Print Version June 10th, 2014
Gratitude is a pleasant state of mind in itself, rooted in the awareness of having been gifted, but it can also be a way of responding to God the Giver with thankfulness and generosity. Gratitude needs to be entertained though, dwelled with, so it becomes a habit of seeing and feeling and acting. And that takes practice — hopefully a pleasant practice.
What follows can be a ‘sit-down’ way of praying or a short response to experience as it occurs. The one feeds the other. It has its sources in Ignatius of Loyola’s Examen prayer, his Contemplatio ad Amorem and some of his ideas on storing up consolation. There are psychological resonances in Rick Hanson’s HEAL process which I talked about in an earlier post.
It is simple to explain as a response to experience as it takes place. We all react easily to negative experiences: they stir us up and stay with us. Spiritually, they make God harder to find and responding more difficult. We are just as often gifted with ‘positive’ experiences — I mean anything for which we feel grateful, however fleetingly, in the moment — from the birth of a child to the warmth of the sun on your face, from feeling part of a group to knowing you coped well with a conflict. Strangely, the positive experiences tend not to stick, we let them drift by, we don’t let them take root in us, we may even actively downplay their importance. We miss the grace and we miss an opportunity for a spiritual practice. Bad experiences can affect us in an instant but good experiences need a little time to sink in.
A practice of gratitude involves admitting such experiences when they happen, holding off any tendency to minimise them, but instead letting the experience grow, deepen, intensify. Instead of feeling a little enjoyment at the warmth of the sun, really let it take up the centre of your awareness for half a minute or more, revel in it, savour it, accept it, let it soak in. That in itself is gratitude — though words are important, we show gratitude best by whole-hearted enjoyment of the gift — but as the experience is savoured it can become the starting place for a conversation with God. How is God looking at you in your enjoyment? How does that change your feelings? How do you want to respond?
The whole thing might take a minute or two and you can even do it in the presence of others.
As a more ‘formal’ way of praying the practice has a lot in common with the Examen, or Examination of Consciousness — indeed it is usually listed as the second of the five steps in the Examen. Within the Examen exercise, however, the practice of gratitude is often rushed over as a prelude but it deserves and repays time in its own right.

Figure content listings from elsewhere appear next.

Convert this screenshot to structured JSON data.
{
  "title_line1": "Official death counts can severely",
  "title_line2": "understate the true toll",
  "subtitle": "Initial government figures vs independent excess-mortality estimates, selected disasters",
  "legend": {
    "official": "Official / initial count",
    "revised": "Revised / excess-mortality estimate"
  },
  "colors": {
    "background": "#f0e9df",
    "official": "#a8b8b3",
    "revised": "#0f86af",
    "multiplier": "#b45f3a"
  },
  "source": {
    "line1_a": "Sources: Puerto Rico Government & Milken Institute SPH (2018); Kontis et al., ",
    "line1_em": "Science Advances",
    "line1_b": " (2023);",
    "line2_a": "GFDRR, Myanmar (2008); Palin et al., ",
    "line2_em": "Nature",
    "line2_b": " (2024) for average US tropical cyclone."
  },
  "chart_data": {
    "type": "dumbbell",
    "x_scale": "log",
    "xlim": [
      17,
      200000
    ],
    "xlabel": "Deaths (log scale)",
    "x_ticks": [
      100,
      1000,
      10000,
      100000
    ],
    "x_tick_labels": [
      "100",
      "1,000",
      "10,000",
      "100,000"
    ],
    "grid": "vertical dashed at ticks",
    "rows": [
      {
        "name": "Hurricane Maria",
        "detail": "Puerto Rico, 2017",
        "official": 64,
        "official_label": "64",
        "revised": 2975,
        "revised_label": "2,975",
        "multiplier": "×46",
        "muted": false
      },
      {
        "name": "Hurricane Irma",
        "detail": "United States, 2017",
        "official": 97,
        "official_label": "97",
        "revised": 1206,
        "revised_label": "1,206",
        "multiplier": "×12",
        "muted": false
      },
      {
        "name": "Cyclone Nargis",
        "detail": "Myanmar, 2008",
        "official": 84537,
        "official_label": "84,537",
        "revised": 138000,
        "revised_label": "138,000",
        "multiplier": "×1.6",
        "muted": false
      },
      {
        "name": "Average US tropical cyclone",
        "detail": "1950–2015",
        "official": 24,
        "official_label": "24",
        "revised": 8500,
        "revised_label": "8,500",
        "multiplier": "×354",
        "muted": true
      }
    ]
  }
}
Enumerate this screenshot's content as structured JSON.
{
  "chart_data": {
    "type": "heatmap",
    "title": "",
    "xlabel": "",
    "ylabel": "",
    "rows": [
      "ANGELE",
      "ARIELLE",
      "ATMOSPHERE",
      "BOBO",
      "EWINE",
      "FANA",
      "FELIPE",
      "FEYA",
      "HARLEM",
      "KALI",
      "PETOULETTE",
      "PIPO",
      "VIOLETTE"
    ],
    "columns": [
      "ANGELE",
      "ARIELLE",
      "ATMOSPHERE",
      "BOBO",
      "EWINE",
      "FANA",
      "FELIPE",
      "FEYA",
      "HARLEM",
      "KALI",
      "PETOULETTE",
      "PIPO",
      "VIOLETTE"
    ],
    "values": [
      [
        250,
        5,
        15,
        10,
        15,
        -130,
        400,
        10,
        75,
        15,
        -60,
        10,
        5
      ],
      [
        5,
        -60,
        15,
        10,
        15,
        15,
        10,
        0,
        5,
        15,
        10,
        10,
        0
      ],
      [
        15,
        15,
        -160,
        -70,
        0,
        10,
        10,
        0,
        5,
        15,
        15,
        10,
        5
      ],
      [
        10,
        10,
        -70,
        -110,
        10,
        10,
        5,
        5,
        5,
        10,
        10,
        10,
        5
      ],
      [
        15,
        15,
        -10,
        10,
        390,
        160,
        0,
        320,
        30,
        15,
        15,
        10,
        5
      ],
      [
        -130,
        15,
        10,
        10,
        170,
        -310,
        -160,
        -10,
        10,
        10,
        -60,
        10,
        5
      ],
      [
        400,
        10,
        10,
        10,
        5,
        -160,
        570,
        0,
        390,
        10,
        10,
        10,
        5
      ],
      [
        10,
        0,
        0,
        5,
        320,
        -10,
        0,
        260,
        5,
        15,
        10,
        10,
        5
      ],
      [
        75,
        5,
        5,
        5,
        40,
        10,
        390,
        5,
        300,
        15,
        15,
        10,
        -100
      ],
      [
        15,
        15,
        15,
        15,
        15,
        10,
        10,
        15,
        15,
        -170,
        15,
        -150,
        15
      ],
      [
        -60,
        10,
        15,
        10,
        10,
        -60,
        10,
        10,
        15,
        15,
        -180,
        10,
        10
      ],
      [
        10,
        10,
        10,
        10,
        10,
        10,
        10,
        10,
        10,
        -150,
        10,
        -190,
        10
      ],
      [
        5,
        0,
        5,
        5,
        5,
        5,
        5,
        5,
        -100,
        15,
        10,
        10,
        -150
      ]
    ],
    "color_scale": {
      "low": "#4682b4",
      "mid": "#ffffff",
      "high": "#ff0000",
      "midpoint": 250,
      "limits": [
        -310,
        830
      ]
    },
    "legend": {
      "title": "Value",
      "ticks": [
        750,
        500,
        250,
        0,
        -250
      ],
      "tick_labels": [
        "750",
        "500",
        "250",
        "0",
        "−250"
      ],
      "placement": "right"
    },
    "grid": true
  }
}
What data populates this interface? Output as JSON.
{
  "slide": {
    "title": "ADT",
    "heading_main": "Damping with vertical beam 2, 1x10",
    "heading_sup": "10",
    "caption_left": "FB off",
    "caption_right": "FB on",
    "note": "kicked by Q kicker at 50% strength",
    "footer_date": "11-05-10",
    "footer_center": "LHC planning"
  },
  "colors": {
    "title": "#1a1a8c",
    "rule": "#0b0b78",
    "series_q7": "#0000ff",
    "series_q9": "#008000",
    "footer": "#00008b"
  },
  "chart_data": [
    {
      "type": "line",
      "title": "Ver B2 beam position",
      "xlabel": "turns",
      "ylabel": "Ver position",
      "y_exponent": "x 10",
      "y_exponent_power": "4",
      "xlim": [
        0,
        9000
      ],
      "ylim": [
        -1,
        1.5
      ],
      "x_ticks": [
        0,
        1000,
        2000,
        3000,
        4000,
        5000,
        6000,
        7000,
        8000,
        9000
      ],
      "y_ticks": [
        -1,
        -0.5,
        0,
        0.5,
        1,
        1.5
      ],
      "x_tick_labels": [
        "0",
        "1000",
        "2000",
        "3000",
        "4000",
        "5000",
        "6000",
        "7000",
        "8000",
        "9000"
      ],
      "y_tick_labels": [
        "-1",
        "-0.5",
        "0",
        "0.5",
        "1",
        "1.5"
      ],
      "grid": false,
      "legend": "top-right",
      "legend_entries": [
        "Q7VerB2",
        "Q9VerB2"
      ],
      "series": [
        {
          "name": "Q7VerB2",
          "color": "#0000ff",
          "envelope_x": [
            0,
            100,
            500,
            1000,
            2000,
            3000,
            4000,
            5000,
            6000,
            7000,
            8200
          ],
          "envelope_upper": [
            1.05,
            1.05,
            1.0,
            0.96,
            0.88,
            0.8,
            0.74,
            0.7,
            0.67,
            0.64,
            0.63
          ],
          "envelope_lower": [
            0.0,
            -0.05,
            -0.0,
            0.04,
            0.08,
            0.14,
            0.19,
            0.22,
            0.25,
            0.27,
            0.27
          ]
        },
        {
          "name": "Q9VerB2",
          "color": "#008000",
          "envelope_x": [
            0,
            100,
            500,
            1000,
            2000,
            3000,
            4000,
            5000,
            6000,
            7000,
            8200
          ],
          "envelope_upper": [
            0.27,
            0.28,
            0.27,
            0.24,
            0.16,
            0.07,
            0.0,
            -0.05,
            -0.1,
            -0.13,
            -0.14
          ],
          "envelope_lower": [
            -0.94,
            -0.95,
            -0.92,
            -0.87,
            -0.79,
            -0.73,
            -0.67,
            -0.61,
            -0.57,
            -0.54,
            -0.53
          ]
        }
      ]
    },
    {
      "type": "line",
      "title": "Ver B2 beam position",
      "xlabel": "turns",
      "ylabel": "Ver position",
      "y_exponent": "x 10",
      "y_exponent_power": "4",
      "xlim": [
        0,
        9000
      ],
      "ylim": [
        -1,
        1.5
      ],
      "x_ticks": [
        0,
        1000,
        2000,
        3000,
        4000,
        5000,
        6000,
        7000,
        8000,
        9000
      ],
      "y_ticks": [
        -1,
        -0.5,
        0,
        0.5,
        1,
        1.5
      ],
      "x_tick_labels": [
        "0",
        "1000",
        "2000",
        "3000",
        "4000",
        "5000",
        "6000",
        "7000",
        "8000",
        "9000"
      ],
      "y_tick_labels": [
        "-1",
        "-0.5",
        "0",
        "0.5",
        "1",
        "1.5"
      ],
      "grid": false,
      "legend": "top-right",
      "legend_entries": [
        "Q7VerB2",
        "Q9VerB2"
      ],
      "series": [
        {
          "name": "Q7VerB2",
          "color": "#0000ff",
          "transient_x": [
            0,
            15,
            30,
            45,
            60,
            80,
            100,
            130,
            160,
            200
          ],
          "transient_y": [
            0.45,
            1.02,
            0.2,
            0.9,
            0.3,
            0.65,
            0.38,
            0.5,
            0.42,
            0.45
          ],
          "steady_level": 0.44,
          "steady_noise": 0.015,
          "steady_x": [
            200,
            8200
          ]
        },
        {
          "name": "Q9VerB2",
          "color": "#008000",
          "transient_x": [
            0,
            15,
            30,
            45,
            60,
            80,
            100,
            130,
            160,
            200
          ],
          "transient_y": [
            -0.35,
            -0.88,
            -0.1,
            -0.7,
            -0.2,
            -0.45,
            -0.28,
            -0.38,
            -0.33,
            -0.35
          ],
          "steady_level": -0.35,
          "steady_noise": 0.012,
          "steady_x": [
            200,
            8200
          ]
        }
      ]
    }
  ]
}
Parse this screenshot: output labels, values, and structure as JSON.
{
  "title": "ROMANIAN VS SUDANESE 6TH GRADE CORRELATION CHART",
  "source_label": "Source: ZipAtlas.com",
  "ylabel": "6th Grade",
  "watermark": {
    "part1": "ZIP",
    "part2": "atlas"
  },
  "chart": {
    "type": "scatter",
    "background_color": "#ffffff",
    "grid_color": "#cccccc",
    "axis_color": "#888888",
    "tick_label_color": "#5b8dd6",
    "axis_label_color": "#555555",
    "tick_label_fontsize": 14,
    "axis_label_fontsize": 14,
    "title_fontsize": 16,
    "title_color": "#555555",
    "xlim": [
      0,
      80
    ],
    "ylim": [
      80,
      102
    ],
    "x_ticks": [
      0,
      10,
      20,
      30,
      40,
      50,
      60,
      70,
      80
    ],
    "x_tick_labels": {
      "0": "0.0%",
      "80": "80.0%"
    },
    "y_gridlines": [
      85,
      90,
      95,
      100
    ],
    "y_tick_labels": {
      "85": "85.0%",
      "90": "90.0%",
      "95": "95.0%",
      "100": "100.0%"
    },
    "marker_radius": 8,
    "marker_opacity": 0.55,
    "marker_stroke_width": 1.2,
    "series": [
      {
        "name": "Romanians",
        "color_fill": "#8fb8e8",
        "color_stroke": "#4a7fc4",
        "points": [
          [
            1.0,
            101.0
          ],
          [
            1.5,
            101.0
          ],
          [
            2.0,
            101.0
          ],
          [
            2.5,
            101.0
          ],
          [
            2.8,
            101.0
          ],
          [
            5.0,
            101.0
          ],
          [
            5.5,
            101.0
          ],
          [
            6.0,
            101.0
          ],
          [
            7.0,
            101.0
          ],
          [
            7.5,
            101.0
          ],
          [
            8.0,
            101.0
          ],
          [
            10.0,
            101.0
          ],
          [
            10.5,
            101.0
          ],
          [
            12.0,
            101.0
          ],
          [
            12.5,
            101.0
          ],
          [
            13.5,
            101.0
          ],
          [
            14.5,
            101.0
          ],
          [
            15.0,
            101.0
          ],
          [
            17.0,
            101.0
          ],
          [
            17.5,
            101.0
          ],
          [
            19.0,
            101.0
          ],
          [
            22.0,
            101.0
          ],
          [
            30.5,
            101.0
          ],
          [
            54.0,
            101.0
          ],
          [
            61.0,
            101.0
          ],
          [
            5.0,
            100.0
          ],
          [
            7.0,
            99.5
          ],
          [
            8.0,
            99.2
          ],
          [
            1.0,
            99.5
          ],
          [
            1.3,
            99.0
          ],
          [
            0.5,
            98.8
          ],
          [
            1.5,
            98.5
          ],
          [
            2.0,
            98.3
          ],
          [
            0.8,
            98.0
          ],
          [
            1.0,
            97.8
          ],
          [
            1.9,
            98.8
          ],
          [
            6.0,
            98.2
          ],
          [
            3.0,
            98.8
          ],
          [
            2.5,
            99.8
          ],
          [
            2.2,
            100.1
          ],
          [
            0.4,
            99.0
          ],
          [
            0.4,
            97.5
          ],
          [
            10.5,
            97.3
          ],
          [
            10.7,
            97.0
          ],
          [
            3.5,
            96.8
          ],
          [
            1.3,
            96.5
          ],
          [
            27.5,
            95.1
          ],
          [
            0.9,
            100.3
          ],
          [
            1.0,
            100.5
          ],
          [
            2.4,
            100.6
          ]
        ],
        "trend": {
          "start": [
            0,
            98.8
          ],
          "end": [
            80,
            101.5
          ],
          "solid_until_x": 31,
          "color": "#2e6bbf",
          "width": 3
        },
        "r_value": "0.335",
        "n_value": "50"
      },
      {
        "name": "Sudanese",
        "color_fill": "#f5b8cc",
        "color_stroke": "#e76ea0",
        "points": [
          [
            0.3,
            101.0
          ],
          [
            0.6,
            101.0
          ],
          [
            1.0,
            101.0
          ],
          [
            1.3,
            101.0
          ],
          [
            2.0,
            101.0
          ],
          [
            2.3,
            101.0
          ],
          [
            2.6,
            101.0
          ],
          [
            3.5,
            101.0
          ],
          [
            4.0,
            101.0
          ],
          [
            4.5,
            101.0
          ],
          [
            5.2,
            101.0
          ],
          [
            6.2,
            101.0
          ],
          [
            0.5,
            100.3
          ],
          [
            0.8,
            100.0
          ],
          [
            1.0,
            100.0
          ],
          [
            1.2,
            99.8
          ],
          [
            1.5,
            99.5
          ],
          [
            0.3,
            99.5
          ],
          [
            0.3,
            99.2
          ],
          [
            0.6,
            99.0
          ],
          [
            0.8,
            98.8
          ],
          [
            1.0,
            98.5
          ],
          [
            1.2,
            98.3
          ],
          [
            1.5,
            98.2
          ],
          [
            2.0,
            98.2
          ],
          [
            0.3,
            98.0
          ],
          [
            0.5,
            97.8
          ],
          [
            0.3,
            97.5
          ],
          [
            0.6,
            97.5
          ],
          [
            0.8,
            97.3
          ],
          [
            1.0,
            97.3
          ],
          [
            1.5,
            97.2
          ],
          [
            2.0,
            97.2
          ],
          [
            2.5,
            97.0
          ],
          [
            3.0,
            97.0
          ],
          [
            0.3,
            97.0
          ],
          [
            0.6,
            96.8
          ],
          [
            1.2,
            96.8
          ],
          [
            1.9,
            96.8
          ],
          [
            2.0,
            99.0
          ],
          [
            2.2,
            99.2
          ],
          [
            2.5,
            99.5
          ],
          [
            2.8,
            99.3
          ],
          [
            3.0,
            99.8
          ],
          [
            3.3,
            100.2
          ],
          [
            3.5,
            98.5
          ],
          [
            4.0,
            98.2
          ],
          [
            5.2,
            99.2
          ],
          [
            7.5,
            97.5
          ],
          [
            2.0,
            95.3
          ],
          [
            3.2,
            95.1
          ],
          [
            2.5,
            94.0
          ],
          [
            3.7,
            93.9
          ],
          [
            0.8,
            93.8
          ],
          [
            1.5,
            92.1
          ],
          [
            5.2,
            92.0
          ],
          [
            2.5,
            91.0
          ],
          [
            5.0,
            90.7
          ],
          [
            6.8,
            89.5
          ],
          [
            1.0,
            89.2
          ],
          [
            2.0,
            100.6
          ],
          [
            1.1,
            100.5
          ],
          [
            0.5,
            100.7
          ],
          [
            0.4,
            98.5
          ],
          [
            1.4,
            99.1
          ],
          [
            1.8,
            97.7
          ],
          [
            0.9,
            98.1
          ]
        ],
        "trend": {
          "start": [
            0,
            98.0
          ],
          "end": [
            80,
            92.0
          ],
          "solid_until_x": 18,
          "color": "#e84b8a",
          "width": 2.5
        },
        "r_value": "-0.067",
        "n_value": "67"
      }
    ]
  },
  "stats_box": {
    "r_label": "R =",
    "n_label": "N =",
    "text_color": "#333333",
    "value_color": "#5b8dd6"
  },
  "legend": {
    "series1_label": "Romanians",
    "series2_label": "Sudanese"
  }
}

For the space of ten or fifteen minutes (or maybe more) let your attention drift back over the experiences of the past day (or hour or whatever) and just notice any moments in which you felt gifted. These might be major or minor, they may be ones you were aware of at the time or ones that you only see now in hindsight. The aim is to follow your nose to one or two experiences of pleasure or joy or gift and to savour each in memory, letting the moment expand and deepen. Stay with it as long as it has ‘flavour’. Absorb it. Let it move you spontaneously to gratitude. Let your enjoyment of the experience be your gratitude to God. Perhaps ask yourself how God is looking at you as you remember and relive whatever it was. See what that stirs up in you and how you want to respond. If it feels right let a conversation develop with God — one friend to another, as Ignatius would say.
Sometimes you might find there is nothing really noticeable in your day. Don’t react badly to that realization: there are several things you can do. You could give yourself a little experience of pleasure or comfort, etc. by taking a drink of cool water, or tasting something good, or looking out the window, or … I can usually find a moment of calm and pleasure by filling and holding a hot water bottle! An alternative is to dip into deeper memories of gift. Today might have been lousy but there may be older memories that root you in a firmer truth. One that nearly always works for me is to place myself in one of the places that are sacred to me, places that are Holy Ground to me. Sometimes that will require more imagination then memory but that is fine.
The aim is to get your spirit into consolation, however briefly, because there you will meet the God who gives good things.
It is always good to end such an exercise in some ‘formal’ way, rather than just drifting out of it. Take your pick.